Wild said it had used its new 'less sugar' concept to produce a solution for fizzy drinks that contained 30-40 per cent less sugar and calories than regular fizzy soft drinks, yet without the need for artificial sweeteners.
"Through a technological adjustment of the raw materials allowing for a well-balanced sweet-sour ratio, these drinks taste refreshingly fruity, less sweet and pleasantly mild," said Wild in a statement.
The firm said that some of the best flavours trialled were blood orange, pink grapefruit and passionfruit.
Christina Heinbockel, spokesperson for Wild, said the new solution would help soft drinks makers target growing demand for diet products. She added that the development also gave producers the chance to attract the many consumers who want to be more healthy but do not like the taste of artificial sweeteners.

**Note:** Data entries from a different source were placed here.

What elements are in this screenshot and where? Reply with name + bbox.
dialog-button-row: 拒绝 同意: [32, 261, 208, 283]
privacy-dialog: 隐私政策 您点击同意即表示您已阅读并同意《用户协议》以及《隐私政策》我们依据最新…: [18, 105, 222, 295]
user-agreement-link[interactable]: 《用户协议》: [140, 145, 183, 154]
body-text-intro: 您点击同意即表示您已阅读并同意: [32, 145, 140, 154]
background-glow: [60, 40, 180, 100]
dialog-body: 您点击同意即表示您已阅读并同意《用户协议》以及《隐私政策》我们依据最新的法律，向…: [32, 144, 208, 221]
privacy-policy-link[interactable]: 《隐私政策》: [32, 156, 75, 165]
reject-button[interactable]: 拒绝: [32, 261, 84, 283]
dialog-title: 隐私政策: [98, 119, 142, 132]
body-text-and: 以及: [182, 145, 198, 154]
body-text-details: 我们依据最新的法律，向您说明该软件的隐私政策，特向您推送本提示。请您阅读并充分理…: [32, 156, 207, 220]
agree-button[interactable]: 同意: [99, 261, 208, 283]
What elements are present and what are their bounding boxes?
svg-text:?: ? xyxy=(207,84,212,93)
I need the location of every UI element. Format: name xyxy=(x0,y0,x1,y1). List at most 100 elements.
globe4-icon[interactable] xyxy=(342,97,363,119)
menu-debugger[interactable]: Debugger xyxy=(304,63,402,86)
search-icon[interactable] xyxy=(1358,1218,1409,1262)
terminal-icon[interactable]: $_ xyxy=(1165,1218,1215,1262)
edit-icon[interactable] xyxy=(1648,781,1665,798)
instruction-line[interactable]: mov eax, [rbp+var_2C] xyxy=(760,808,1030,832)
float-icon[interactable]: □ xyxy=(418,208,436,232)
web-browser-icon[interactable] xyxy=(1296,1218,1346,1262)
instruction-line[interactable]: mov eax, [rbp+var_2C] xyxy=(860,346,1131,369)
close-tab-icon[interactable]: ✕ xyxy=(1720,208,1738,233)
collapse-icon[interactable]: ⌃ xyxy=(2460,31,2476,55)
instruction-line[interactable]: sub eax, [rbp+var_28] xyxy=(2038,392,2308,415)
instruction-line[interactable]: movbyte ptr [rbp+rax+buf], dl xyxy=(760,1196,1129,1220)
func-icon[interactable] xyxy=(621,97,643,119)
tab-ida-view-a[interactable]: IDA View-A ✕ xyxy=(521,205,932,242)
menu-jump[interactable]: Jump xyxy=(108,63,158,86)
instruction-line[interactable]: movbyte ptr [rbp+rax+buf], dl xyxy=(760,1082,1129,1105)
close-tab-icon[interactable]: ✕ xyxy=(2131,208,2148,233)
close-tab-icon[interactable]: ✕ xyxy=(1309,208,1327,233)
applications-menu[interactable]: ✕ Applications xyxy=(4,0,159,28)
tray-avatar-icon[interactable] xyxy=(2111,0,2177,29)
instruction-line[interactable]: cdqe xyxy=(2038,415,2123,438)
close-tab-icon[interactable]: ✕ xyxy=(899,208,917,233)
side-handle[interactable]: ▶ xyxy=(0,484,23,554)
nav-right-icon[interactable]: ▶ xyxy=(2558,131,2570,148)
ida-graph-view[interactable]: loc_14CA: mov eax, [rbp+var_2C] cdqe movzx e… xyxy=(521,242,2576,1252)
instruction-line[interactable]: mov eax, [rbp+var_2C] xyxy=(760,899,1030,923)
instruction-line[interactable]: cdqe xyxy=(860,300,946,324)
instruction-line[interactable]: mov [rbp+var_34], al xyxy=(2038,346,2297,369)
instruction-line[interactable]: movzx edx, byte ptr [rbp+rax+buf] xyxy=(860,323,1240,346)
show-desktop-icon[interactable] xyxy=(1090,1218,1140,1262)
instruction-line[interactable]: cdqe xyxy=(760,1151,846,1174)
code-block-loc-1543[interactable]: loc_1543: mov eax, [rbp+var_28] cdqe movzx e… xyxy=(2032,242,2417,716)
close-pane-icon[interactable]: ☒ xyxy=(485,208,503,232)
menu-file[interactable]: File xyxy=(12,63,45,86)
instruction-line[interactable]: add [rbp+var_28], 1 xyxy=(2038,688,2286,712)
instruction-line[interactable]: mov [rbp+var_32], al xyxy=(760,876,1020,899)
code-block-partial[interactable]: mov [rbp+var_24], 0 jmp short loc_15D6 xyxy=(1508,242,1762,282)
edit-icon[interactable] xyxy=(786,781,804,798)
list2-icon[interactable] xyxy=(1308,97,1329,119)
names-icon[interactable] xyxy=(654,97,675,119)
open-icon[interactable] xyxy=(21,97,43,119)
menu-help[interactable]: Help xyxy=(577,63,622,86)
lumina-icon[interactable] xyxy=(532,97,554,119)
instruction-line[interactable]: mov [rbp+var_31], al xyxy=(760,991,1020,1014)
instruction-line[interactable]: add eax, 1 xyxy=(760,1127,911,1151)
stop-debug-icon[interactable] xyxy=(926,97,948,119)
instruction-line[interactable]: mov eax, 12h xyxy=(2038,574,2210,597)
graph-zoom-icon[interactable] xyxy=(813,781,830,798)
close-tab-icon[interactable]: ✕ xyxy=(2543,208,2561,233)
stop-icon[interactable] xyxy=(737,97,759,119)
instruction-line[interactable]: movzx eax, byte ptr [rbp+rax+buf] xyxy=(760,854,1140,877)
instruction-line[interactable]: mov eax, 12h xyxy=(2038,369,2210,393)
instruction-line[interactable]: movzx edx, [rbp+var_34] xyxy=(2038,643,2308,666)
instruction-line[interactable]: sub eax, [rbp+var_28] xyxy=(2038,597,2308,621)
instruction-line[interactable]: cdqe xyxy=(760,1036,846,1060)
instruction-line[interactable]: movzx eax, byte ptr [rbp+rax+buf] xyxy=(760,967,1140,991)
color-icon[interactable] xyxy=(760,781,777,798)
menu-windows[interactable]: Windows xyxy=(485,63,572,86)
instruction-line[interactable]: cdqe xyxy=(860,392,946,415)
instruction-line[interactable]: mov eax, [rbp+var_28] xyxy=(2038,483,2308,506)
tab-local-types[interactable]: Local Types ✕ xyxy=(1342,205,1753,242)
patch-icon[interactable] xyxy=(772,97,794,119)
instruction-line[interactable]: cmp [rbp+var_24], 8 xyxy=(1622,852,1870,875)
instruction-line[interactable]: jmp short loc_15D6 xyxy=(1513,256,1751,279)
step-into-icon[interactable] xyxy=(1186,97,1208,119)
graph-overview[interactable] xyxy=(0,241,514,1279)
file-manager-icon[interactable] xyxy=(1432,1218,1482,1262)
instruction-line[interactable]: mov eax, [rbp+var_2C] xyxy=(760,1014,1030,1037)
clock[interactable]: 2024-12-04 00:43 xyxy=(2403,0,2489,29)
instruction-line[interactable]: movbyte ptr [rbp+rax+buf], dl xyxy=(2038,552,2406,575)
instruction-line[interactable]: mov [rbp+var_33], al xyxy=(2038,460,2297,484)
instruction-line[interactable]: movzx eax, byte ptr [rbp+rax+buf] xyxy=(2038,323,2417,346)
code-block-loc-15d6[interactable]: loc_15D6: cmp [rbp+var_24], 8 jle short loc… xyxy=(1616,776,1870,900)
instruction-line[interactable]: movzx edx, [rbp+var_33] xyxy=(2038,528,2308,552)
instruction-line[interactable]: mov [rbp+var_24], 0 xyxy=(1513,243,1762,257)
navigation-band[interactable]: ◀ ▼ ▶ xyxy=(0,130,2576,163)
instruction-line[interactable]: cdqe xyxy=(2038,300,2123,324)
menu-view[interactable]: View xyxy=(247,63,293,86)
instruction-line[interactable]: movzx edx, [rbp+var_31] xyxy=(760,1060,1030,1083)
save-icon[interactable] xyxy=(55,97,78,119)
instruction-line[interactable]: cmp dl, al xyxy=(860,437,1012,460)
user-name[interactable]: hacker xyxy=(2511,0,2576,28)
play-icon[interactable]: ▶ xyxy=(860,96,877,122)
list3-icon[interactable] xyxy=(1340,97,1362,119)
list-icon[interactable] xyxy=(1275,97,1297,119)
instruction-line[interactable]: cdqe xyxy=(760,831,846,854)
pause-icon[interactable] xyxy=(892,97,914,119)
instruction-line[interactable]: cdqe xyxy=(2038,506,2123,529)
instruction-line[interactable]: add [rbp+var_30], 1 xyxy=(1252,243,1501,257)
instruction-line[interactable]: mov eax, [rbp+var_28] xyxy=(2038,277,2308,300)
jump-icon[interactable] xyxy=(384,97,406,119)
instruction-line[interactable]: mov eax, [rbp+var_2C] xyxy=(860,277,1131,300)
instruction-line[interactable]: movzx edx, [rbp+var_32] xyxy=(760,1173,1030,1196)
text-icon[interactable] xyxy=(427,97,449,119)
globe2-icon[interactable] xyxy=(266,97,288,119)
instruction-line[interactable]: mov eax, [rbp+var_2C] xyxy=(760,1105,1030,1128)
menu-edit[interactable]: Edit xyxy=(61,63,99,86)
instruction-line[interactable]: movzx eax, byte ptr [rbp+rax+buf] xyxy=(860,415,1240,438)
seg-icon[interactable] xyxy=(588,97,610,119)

Wild claims that low-calorie, fizzy soft drinks had grown six per cent in Europe last year and now have a market share of 13 per cent in this segment.
The major soft drinks firms, Coca-Cola, PepsiCo and Cadbury Schweppes, have all tried to push and improve their diet drinks ranges in both North America and Western Europe.
Such products have increasingly held up the carbonated drinks category as consumer health trends continue to dent sales of sugar-laced regular varieties.
Heinbockel said that cost savings for firms using the new Wild solution would vary depending on the amount and type of fruit juice used in the beverage.
She was unable to give away too much about the technology, but said the solution was created by altering the levels of different raw materials. The make-up of the solution changes depending on what fruit juice is used.